Bluesmerize heisst der Verein, der seit 2013 das Limmattal für die schwarzamerikanische Musikrichtung begeistern will – mit einigem Erfolg: Zum sechsten Mal findet am 17. und 18. August das Open Air im Grüene in Bergdietikon statt. Fünf Bands, die je auf ihre eigene Art den Blues verkörpern, treten auf. Vereinspräsident Davide Valerio erwartet deswegen auch ein durchmischtes Publikum. «Von Familien mit Kindern über junge Konzertgänger ist so ziemlich alles dabei», sagt er. Er erwartet über das Wochenende etwa 600 Festival-Besucher. Jeder solle dort etwas für sich entdecken können, sagt Valerio.

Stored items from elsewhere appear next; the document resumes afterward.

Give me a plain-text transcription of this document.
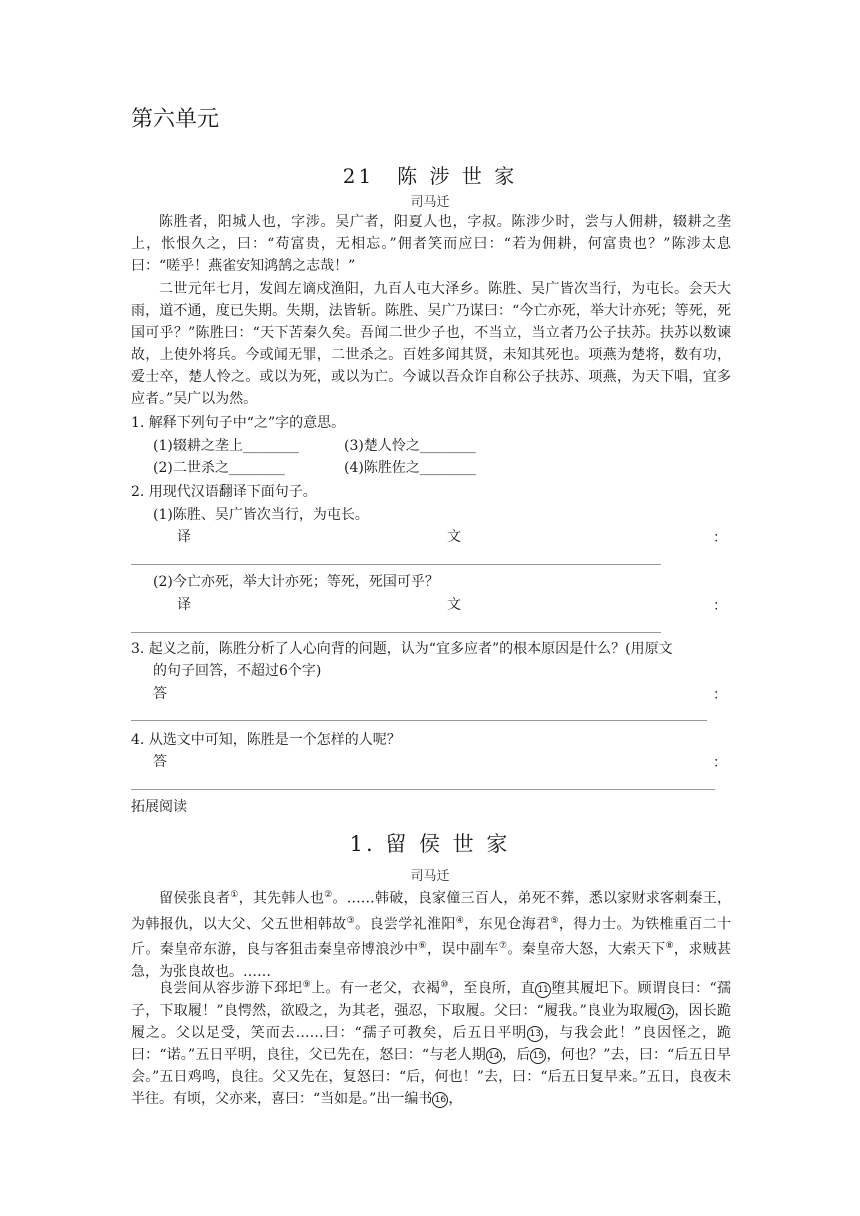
第六单元
21　陈 涉 世 家
司马迁
陈胜者，阳城人也，字涉。吴广者，阳夏人也，字叔。陈涉少时，尝与人佣耕，辍耕之垄上，怅恨久之，曰：“苟富贵，无相忘。”佣者笑而应曰：“若为佣耕，何富贵也？”陈涉太息曰：“嗟乎！燕雀安知鸿鹄之志哉！”
二世元年七月，发闾左谪戍渔阳，九百人屯大泽乡。陈胜、吴广皆次当行，为屯长。会天大雨，道不通，度已失期。失期，法皆斩。陈胜、吴广乃谋曰：“今亡亦死，举大计亦死；等死，死国可乎？”陈胜曰：“天下苦秦久矣。吾闻二世少子也，不当立，当立者乃公子扶苏。扶苏以数谏故，上使外将兵。今或闻无罪，二世杀之。百姓多闻其贤，未知其死也。项燕为楚将，数有功，爱士卒，楚人怜之。或以为死，或以为亡。今诚以吾众诈自称公子扶苏、项燕，为天下唱，宜多应者。”吴广以为然。
1. 解释下列句子中“之”字的意思。
(1)辍耕之垄上________	(3)楚人怜之________
(2)二世杀之________	(4)陈胜佐之________
2. 用现代汉语翻译下面句子。
(1)陈胜、吴广皆次当行，为屯长。
译	文	：
(2)今亡亦死，举大计亦死；等死，死国可乎？
译	文	：
3. 起义之前，陈胜分析了人心向背的问题，认为“宜多应者”的根本原因是什么？(用原文
的句子回答，不超过6个字)
答	：
4. 从选文中可知，陈胜是一个怎样的人呢？
答	：
拓展阅读
1. 留 侯 世 家
司马迁
留侯张良者①，其先韩人也②。……韩破，良家僮三百人，弟死不葬，悉以家财求客刺秦王，为韩报仇，以大父、父五世相韩故③。良尝学礼淮阳④，东见仓海君⑤，得力士。为铁椎重百二十斤。秦皇帝东游，良与客狙击秦皇帝博浪沙中⑥，误中副车⑦。秦皇帝大怒，大索天下⑧，求贼甚急，为张良故也。……
良尝间从容步游下邳圯⑨上。有一老父，衣褐⑩，至良所，直 11 堕其履圯下。顾谓良曰：“孺子，下取履！”良愕然，欲殴之，为其老，强忍，下取履。父曰：“履我。”良业为取履 12 ，因长跪履之。父以足受，笑而去……曰：“孺子可教矣，后五日平明 13 ，与我会此！”良因怪之，跪曰：“诺。”五日平明，良往，父已先在，怒曰：“与老人期 14 ，后 15 ，何也？”去，曰：“后五日早会。”五日鸡鸣，良往。父又先在，复怒曰：“后，何也！”去，曰：“后五日复早来。”五日，良夜未半往。有顷，父亦来，喜曰：“当如是。”出一编书 16 ，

«Jurassic-Blues» und etwas Rock

Am Freitagabend haben Musikbegeisterte die Möglichkeit, sich ab 19 Uhr gleich selbst Blueskenntnisse anzueignen, und zwar in Form eines Mundharmonika-, Bass- oder E-Gitarrenkurses. Fleissige Kursteilnehmer, talentierte Instrumentalisten oder couragierte Einsteiger dürfen ab 23 Uhr ihr Können während der offenen Jam-Session zeigen. Doch zwischen dem Lernen und Vorzeigen liegt das Zuhören. Die erfahrenen Musiker der Ellis Mano Band tischen Bluesrock und sicherlich «Whiskey», ihre neuste Single, auf.

Am Samstag wartet ein volles Programm auf das Publikum: Vier Schweizer Blues-Bands sorgen für musikalische Erlebnisse. Wie der Blues klingen soll, zeigt die Aargauer Coverband Blue Steel, die unter anderem Blues-Grössen wie Muddy Waters und Lynyrd Skynyrd nachspielt. Mit dem Versprechen von purstem Blues steigen die 6 Handful of Blues auf die Bühne. Eine bekannte Stimme der Berner Musikszene ist ebenfalls dabei: diejenige von Boris Pilleri, der seine Band Jammin’ nach Bergdietikon bringt. Pilleri schaut auf eine 42-jährige Karriere zurück und nannte seine Musik einst «Jurassic-Blues». Als Late-Night-Act rundet die junge Band Crying Thunder mit lauter Rockgitarre und noch lauteren Vocals den Anlass ab.

«Laufender Prozess»

Der Verein Bluesmerize organisiert das Open Air im Grüene auf ehrenamtlicher Basis. «Wir sind froh, dass wir bisher immer freiwillige Helfer mobilisieren konnten», sagt der Vereinspräsident. «Letztes Jahr haben das Organisationskomitee und alle Helfer gemeinsam etwa 645 Arbeitsstunden für den Anlass aufgewendet.» Das sei nicht selbstverständlich, sagt Valerio, der nebenbei arbeitet und studiert. «Da wir keinen Eintritt verlangen, ist uns die Sponsorensuche immer von grosser Bedeutung. Darum sind wir froh, dass die Dietiker Zeus Music Bar unser Presenting-Sponsor ist», fügt Valerio hinzu.

Am Samstagabend respektive Sonntagmorgen, wenn die letzten Akkorde auf der Bühne verklungen sind und sich die Wiese geleert hat, geht es schon bald an die Planung der nächsten Ausgabe des Open Airs. «Die Vorbereitungsarbeiten beginnen etwa einen Monat nach dem letzten Open Air», sagt Valerio. Dann suche der Verein nach dem nächstmöglichen Datum. «Es ist ein laufender Prozess, welcher in den drei Monaten vor dem Anlass intensiver wird.»